UK - Efforts to improve the sustainability of livestock production will be boosted by a new research partnership.

The agreement between the University of Edinburgh and Genus - an industry leader in applying genetics expertise to livestock production – will look at how genetics can improve the health and welfare of production animals.

This approach could include identifying genes that provide resistance to disease, to improve the quality of bred livestock and help ensure sustainable food production for a growing global and increasingly urban population.

The partnership is a strategic investment and provides substantial funding for three years to support both existing and future collaborative research projects between Genus and The Roslin Institute and The Royal (Dick) School of Veterinary Studies at the University of Edinburgh.
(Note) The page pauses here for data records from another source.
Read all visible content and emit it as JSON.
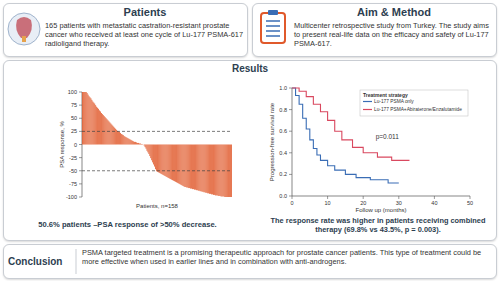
{
  "patients": {
    "title": "Patients",
    "text": "165 patients with metastatic castration-resistant prostate cancer who received at least one cycle of Lu-177 PSMA-617 radioligand therapy."
  },
  "aim_method": {
    "title": "Aim & Method",
    "text": "Multicenter retrospective study from Turkey. The study aims to present real-life data on the efficacy and safety of Lu-177 PSMA-617."
  },
  "results": {
    "title": "Results"
  },
  "chart_data": [
    {
      "type": "bar",
      "ylabel": "PSA response, %",
      "xlabel": "Patients, n=158",
      "color": "#e0592b",
      "values": [
        100,
        100,
        100,
        100,
        100,
        98,
        95,
        92,
        90,
        88,
        85,
        82,
        80,
        78,
        75,
        72,
        70,
        68,
        65,
        63,
        60,
        58,
        56,
        54,
        52,
        50,
        48,
        46,
        44,
        42,
        40,
        38,
        36,
        34,
        32,
        30,
        28,
        26,
        25,
        24,
        22,
        20,
        19,
        18,
        16,
        15,
        14,
        13,
        12,
        11,
        10,
        9,
        8,
        7,
        6,
        5,
        5,
        4,
        3,
        3,
        2,
        2,
        1,
        1,
        0,
        -2,
        -5,
        -8,
        -12,
        -15,
        -18,
        -22,
        -26,
        -30,
        -34,
        -38,
        -42,
        -47,
        -51,
        -52,
        -53,
        -54,
        -55,
        -56,
        -57,
        -58,
        -59,
        -60,
        -61,
        -62,
        -63,
        -64,
        -65,
        -66,
        -67,
        -68,
        -69,
        -70,
        -71,
        -72,
        -73,
        -74,
        -75,
        -76,
        -77,
        -78,
        -79,
        -80,
        -81,
        -81,
        -82,
        -82,
        -83,
        -83,
        -84,
        -84,
        -85,
        -85,
        -86,
        -86,
        -87,
        -87,
        -88,
        -88,
        -89,
        -89,
        -90,
        -90,
        -91,
        -91,
        -92,
        -92,
        -93,
        -93,
        -94,
        -94,
        -95,
        -95,
        -96,
        -96,
        -97,
        -97,
        -97,
        -98,
        -98,
        -98,
        -99,
        -99,
        -99,
        -99,
        -100,
        -100,
        -100,
        -100,
        -100,
        -100,
        -100,
        -100
      ],
      "ylim": [
        -100,
        100
      ],
      "yticks": [
        -100,
        -75,
        -50,
        -25,
        0,
        25,
        50,
        75,
        100
      ],
      "reference_lines": [
        25,
        -50
      ],
      "tick_labels": "y",
      "caption": "50.6% patients –PSA response of >50% decrease."
    },
    {
      "type": "line",
      "ylabel": "Progression-free survival rate",
      "xlabel": "Follow up (months)",
      "annotations": [
        "p=0.011"
      ],
      "legend_title": "Treatment strategy",
      "legend": "upper right",
      "line_style": "step",
      "series": [
        {
          "name": "Lu-177 PSMA only",
          "color": "#3a6db5",
          "x": [
            0,
            1,
            2,
            3,
            4,
            5,
            6,
            7,
            8,
            10,
            12,
            15,
            18,
            22,
            27,
            30
          ],
          "values": [
            1,
            0.93,
            0.85,
            0.72,
            0.62,
            0.52,
            0.44,
            0.38,
            0.33,
            0.28,
            0.24,
            0.2,
            0.17,
            0.15,
            0.12,
            0.12
          ]
        },
        {
          "name": "Lu-177 PSMA+Abiraterone/Enzalutamide",
          "color": "#d9485f",
          "x": [
            0,
            2,
            4,
            6,
            8,
            10,
            12,
            14,
            17,
            20,
            24,
            28,
            33
          ],
          "values": [
            1,
            0.97,
            0.92,
            0.85,
            0.78,
            0.7,
            0.6,
            0.52,
            0.45,
            0.4,
            0.36,
            0.33,
            0.33
          ]
        }
      ],
      "xlim": [
        0,
        50
      ],
      "xticks": [
        0,
        10,
        20,
        30,
        40,
        50
      ],
      "ylim": [
        0,
        1
      ],
      "yticks": [
        {
          "value": 0,
          "label": "0.0"
        },
        {
          "value": 0.2,
          "label": "0.2"
        },
        {
          "value": 0.4,
          "label": "0.4"
        },
        {
          "value": 0.6,
          "label": "0.6"
        },
        {
          "value": 0.8,
          "label": "0.8"
        },
        {
          "value": 1,
          "label": "1.0"
        }
      ],
      "caption": "The response rate was higher in patients receiving combined therapy (69.8% vs 43.5%, p = 0.003)."
    }
  ],
  "conclusion": {
    "title": "Conclusion",
    "text": "PSMA targeted treatment is a promising therapeutic approach for prostate cancer patients. This type of treatment could be more effective when used in earlier lines and in combination with anti-androgens."
  }
}
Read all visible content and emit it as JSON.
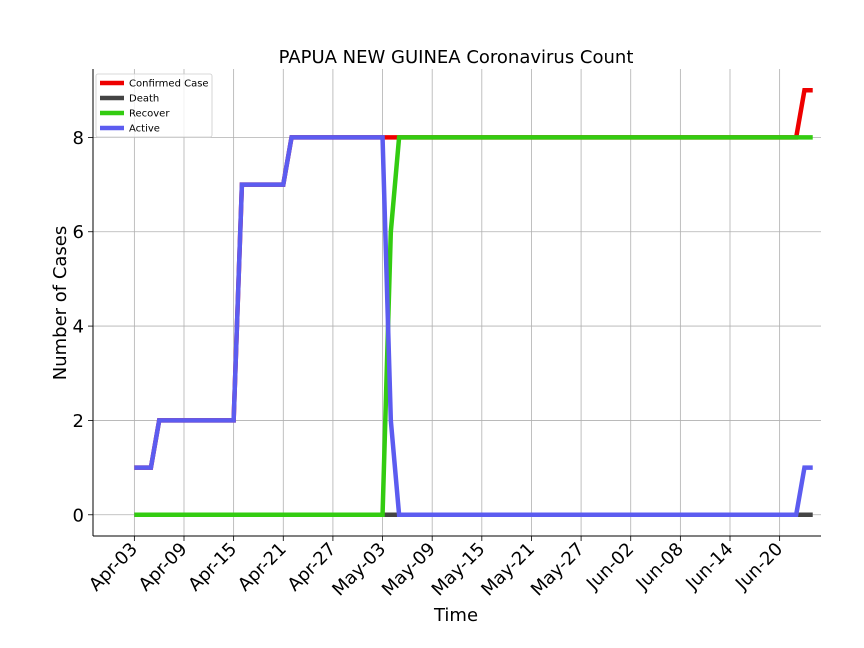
{
  "chart_data": {
    "type": "line",
    "title": "PAPUA NEW GUINEA Coronavirus Count",
    "xlabel": "Time",
    "ylabel": "Number of Cases",
    "x_tick_labels": [
      "Apr-03",
      "Apr-09",
      "Apr-15",
      "Apr-21",
      "Apr-27",
      "May-03",
      "May-09",
      "May-15",
      "May-21",
      "May-27",
      "Jun-02",
      "Jun-08",
      "Jun-14",
      "Jun-20"
    ],
    "y_tick_labels": [
      "0",
      "2",
      "4",
      "6",
      "8"
    ],
    "ylim": [
      -0.45,
      9.45
    ],
    "xlim": [
      "2020-03-29",
      "2020-06-25"
    ],
    "grid": true,
    "legend_position": "top-left",
    "x_start": "2020-04-03",
    "x_end": "2020-06-24",
    "series": [
      {
        "name": "Confirmed Case",
        "color": "#ee0000",
        "steps": [
          {
            "date": "2020-04-03",
            "value": 1
          },
          {
            "date": "2020-04-06",
            "value": 2
          },
          {
            "date": "2020-04-16",
            "value": 7
          },
          {
            "date": "2020-04-22",
            "value": 8
          },
          {
            "date": "2020-06-23",
            "value": 9
          }
        ]
      },
      {
        "name": "Death",
        "color": "#444444",
        "steps": [
          {
            "date": "2020-04-03",
            "value": 0
          }
        ]
      },
      {
        "name": "Recover",
        "color": "#33cc11",
        "steps": [
          {
            "date": "2020-04-03",
            "value": 0
          },
          {
            "date": "2020-05-04",
            "value": 6
          },
          {
            "date": "2020-05-05",
            "value": 8
          }
        ]
      },
      {
        "name": "Active",
        "color": "#5c5cf0",
        "steps": [
          {
            "date": "2020-04-03",
            "value": 1
          },
          {
            "date": "2020-04-06",
            "value": 2
          },
          {
            "date": "2020-04-16",
            "value": 7
          },
          {
            "date": "2020-04-22",
            "value": 8
          },
          {
            "date": "2020-05-04",
            "value": 2
          },
          {
            "date": "2020-05-05",
            "value": 0
          },
          {
            "date": "2020-06-23",
            "value": 1
          }
        ]
      }
    ]
  }
}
It will also fund educational initiatives.

The Roslin Institute, which receives strategic funding from the Biotechnology and Biological Sciences Research Council, undertakes research focused on the health and welfare of animals, and applications of basic animal sciences in human and veterinary medicine, the livestock industry and food security.

Professor David Hume, Director of The Roslin Institute, said: “This new partnership underpins our world-leading position in the field of livestock improvement and is central to our Institute strategy of engaging with industry to ensure the maximum impact from our research.
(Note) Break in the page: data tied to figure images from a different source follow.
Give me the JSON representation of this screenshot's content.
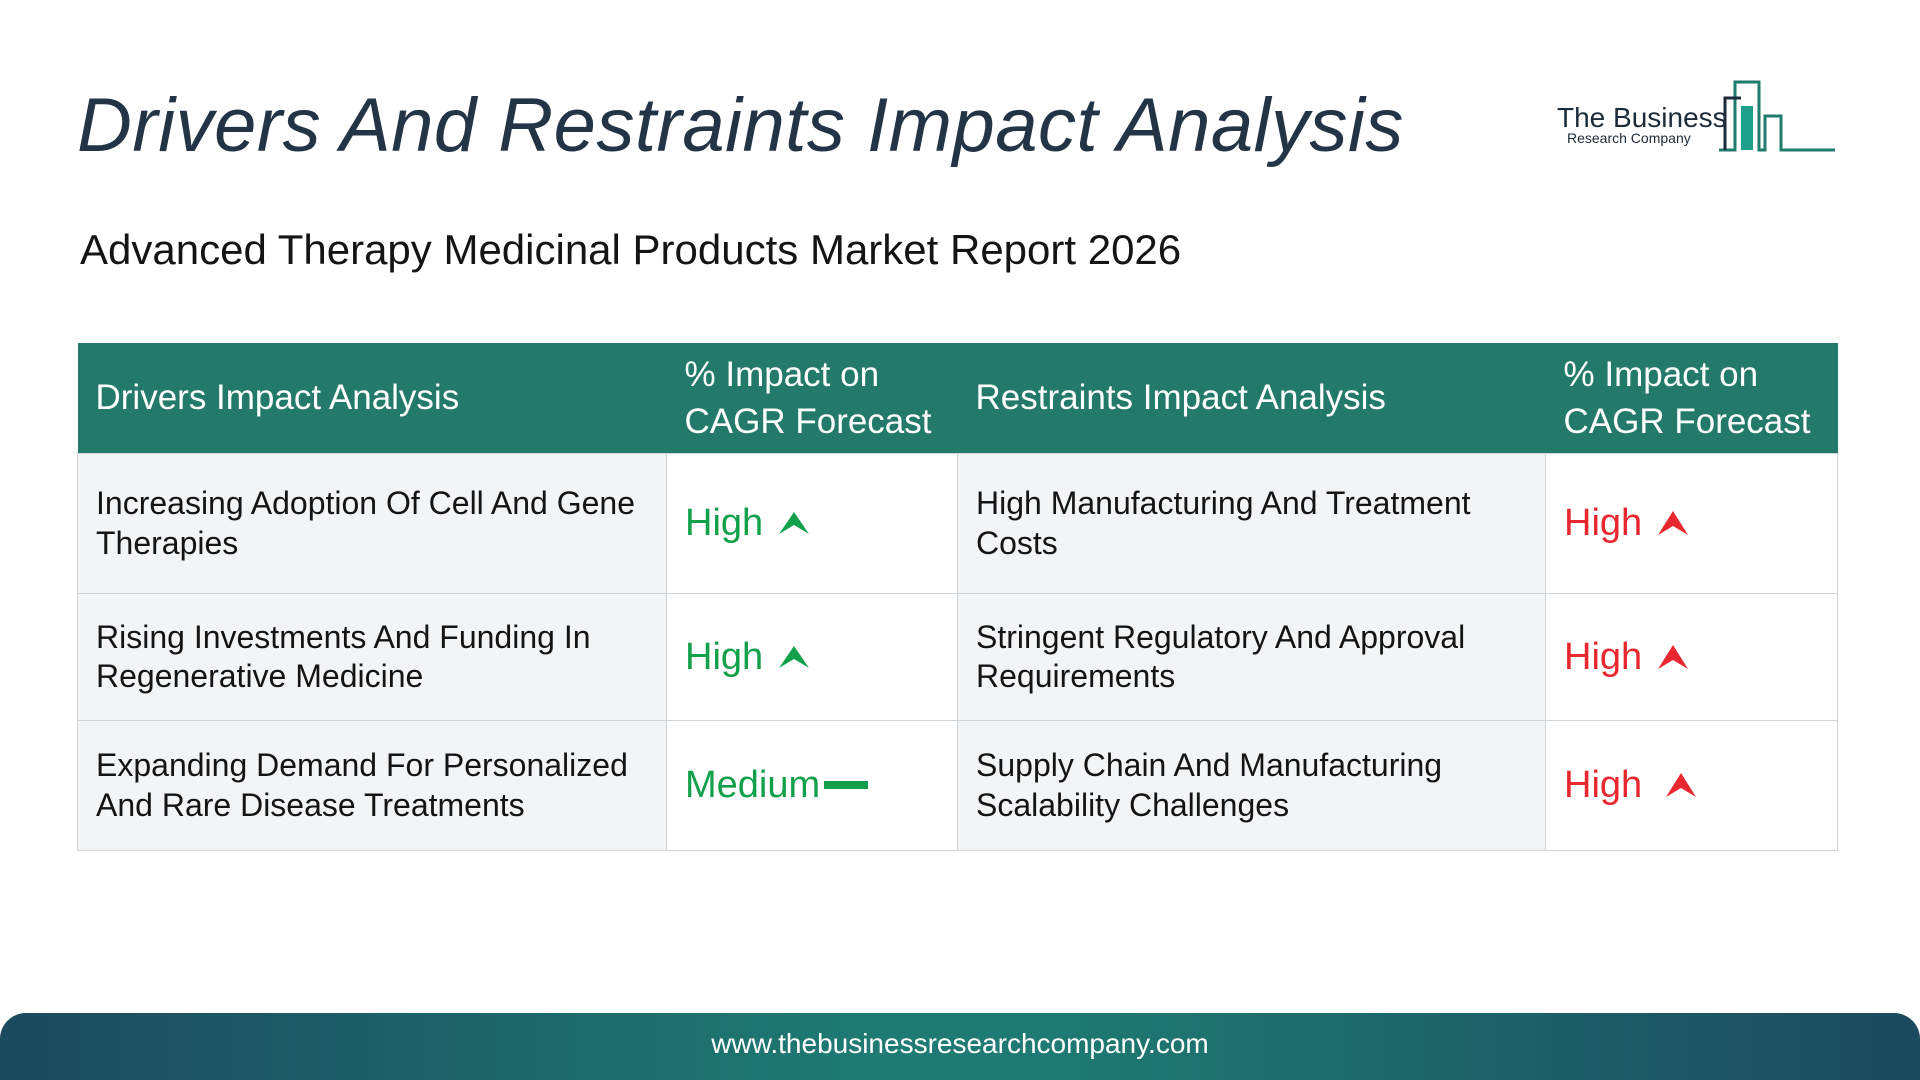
{
  "title": "Drivers And Restraints Impact Analysis",
  "subtitle": "Advanced Therapy Medicinal Products Market Report 2026",
  "logo": {
    "main": "The Business",
    "sub": "Research Company",
    "icon": "bar-chart-logo-icon"
  },
  "table": {
    "headers": [
      "Drivers Impact Analysis",
      "% Impact on CAGR Forecast",
      "Restraints Impact Analysis",
      "% Impact on CAGR Forecast"
    ],
    "rows": [
      {
        "driver": "Increasing Adoption Of Cell And Gene Therapies",
        "driver_impact": "High",
        "driver_icon": "up-arrow-icon",
        "restraint": "High Manufacturing And Treatment Costs",
        "restraint_impact": "High",
        "restraint_icon": "up-arrow-icon"
      },
      {
        "driver": "Rising Investments And Funding In Regenerative Medicine",
        "driver_impact": "High",
        "driver_icon": "up-arrow-icon",
        "restraint": "Stringent Regulatory And Approval Requirements",
        "restraint_impact": "High",
        "restraint_icon": "up-arrow-icon"
      },
      {
        "driver": "Expanding Demand For Personalized And Rare Disease Treatments",
        "driver_impact": "Medium",
        "driver_icon": "dash-icon",
        "restraint": "Supply Chain And Manufacturing Scalability Challenges",
        "restraint_impact": "High",
        "restraint_icon": "up-arrow-icon"
      }
    ]
  },
  "colors": {
    "header_bg": "#237a6a",
    "driver_impact": "#12a04a",
    "restraint_impact": "#e8282e"
  },
  "footer": {
    "url": "www.thebusinessresearchcompany.com"
  }
}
“It provides a collaborative platform to translate insights from basic research on genetics and genomics directly into the improvement of the health and welfare of production animals.”

Genus is a world leader in improvement of pork, beef and dairy animal production through development of new technologies in animal breeding.
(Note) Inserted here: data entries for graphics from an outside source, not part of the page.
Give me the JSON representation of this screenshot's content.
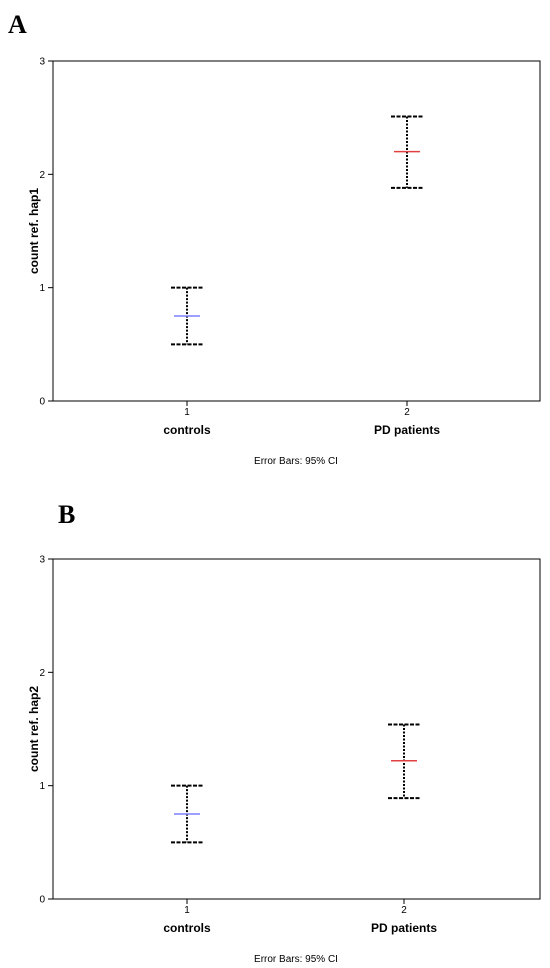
{
  "chart_data": [
    {
      "type": "errorbar",
      "panel": "A",
      "ylabel": "count ref. hap1",
      "ylim": [
        0,
        3
      ],
      "yticks": [
        "0",
        "1",
        "2",
        "3"
      ],
      "x_ticks": [
        "1",
        "2"
      ],
      "categories": [
        "controls",
        "PD patients"
      ],
      "footnote": "Error Bars: 95% CI",
      "points": [
        {
          "category": "controls",
          "mean": 0.75,
          "ci_low": 0.5,
          "ci_high": 1.0,
          "color": "#7f7fff"
        },
        {
          "category": "PD patients",
          "mean": 2.2,
          "ci_low": 1.88,
          "ci_high": 2.51,
          "color": "#e0403f"
        }
      ]
    },
    {
      "type": "errorbar",
      "panel": "B",
      "ylabel": "count ref. hap2",
      "ylim": [
        0,
        3
      ],
      "yticks": [
        "0",
        "1",
        "2",
        "3"
      ],
      "x_ticks": [
        "1",
        "2"
      ],
      "categories": [
        "controls",
        "PD patients"
      ],
      "footnote": "Error Bars: 95% CI",
      "points": [
        {
          "category": "controls",
          "mean": 0.75,
          "ci_low": 0.5,
          "ci_high": 1.0,
          "color": "#7f7fff"
        },
        {
          "category": "PD patients",
          "mean": 1.22,
          "ci_low": 0.89,
          "ci_high": 1.54,
          "color": "#e0403f"
        }
      ]
    }
  ]
}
Dr Dave McLaren, Director of Research at Genus, said, “The signing of this partnership agreement represents a major milestone in our institutional relationship and is clear recognition that, here at Genus, we recognise the benefits of working with a world-leading research organisation such as The Roslin Institute to progress our vision of pioneering animal genetic improvement to help nourish the world.”

Research undertaken within the partnership will work towards the global objective of improving food security at a time when it has been acknowledged that there must be a sustainable improvement in livestock productivity.